Mack não ficou nada feliz com a resposta. Ela não ligava.

— Eu também sou engenheiro, agente Jager, eu sei como essas coisas funcionam — ele respondeu, a boca franzida em um contorcimento de desgosto tão sutil que, não fosse Agnes tão observadora, teria escapado facilmente a ela. — Mas eu também sei que esse tipo de projeto sempre está assinado de algum jeito. O jeito como apetrechos são desenhados ou construídos pode, em alguns casos, dar sinais de um padrão de trabalho de alguém em específico. Eu quero essa resposta. Monte a bomba de novo se precisar, mas me encontre quem está por trás disso. Ou ao menos uma pista. Alguém com seu histórico deve ser capaz de encontrar algumas assinaturas.
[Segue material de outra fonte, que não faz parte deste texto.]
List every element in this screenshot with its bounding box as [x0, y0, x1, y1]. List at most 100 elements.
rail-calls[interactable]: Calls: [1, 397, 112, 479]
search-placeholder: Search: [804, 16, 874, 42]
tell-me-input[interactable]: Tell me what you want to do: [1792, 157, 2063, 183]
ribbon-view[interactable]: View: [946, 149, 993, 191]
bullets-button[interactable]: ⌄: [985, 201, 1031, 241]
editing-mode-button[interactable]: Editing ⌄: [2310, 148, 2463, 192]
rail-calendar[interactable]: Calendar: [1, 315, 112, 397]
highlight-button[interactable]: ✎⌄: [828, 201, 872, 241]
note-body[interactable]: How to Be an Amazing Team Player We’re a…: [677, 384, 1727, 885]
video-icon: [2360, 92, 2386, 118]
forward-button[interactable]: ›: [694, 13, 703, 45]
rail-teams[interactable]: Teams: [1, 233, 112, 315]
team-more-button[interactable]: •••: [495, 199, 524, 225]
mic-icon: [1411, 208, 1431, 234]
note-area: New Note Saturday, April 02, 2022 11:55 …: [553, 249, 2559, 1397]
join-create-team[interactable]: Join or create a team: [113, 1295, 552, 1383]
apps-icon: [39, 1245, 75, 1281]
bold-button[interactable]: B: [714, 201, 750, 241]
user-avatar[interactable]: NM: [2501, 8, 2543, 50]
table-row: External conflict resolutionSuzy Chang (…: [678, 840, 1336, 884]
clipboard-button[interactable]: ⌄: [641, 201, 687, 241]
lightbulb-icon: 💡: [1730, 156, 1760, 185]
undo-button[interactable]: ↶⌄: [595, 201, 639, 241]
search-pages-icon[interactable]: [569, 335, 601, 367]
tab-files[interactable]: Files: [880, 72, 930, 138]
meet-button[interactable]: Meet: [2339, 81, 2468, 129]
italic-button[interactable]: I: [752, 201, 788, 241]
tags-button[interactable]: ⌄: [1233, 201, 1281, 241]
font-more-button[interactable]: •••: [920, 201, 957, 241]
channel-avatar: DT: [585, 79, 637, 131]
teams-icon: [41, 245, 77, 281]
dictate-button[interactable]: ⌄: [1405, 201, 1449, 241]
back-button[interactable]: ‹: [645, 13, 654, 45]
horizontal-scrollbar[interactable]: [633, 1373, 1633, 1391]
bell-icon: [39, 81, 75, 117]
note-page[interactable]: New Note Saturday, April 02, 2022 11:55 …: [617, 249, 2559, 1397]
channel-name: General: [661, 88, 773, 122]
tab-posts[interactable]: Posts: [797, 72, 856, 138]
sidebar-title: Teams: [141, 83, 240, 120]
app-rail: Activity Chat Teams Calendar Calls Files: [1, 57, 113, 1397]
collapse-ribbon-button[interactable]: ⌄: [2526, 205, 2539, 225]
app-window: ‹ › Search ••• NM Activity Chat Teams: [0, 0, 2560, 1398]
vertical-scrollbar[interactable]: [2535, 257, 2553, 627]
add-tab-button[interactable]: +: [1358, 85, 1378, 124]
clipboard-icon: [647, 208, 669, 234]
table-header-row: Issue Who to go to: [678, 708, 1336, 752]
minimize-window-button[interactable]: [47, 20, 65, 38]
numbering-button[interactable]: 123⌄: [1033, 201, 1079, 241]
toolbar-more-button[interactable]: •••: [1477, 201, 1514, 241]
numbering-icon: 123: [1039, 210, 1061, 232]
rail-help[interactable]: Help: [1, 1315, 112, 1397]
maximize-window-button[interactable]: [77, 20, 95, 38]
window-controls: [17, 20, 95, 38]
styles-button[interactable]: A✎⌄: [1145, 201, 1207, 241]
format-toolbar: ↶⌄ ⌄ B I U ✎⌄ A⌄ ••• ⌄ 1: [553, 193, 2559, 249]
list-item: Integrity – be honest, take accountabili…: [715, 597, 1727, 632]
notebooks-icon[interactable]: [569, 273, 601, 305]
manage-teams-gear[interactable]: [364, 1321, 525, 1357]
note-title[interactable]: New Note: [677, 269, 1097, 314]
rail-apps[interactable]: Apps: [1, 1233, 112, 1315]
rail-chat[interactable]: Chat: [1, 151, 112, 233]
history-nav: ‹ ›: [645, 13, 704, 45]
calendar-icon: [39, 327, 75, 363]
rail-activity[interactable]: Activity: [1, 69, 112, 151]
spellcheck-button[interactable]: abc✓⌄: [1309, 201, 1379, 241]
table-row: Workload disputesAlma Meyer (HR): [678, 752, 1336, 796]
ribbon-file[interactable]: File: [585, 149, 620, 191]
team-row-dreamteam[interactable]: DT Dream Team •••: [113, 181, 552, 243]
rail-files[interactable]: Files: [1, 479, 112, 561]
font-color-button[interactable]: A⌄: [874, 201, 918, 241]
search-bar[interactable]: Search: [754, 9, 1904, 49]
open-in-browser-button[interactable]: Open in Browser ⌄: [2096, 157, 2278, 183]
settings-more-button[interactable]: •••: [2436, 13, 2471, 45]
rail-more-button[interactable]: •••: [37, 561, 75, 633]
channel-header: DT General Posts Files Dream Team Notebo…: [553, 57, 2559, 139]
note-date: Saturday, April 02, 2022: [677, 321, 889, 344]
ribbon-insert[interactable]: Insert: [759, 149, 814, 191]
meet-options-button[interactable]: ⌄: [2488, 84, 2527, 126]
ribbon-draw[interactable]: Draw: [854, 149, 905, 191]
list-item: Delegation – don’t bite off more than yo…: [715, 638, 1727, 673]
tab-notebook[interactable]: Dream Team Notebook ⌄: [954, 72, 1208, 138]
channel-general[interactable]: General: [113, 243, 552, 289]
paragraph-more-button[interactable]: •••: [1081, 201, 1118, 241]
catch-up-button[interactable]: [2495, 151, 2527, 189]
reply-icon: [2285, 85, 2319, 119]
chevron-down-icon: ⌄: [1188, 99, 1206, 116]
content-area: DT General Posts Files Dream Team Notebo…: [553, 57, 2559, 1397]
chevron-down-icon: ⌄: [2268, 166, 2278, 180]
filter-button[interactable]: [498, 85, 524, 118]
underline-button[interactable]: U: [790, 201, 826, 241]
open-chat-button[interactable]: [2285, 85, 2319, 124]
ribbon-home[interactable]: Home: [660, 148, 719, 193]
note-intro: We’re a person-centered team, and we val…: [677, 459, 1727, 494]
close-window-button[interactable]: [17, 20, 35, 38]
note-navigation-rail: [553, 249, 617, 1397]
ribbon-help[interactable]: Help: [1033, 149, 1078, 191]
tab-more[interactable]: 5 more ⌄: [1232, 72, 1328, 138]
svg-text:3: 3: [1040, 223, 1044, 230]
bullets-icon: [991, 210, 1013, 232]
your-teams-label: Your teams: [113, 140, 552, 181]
Alguém com o histórico dela. A ousadia, que absurdo. Ela franziu a testa, cruzando os braços; teria retrucado, teria mesmo, mas sentia que era só a boa vontade de Mack que estava o impedindo de colocar ainda mais vigília e restrição sobre ela, e não estava com vontade nenhuma de ganhar, por exemplo, uma babá vinte e quatro horas. Conhecendo Mack como conhecia, poderia muito bem acabar sendo Davis, o que se tornaria um pesadelo muito rapidamente.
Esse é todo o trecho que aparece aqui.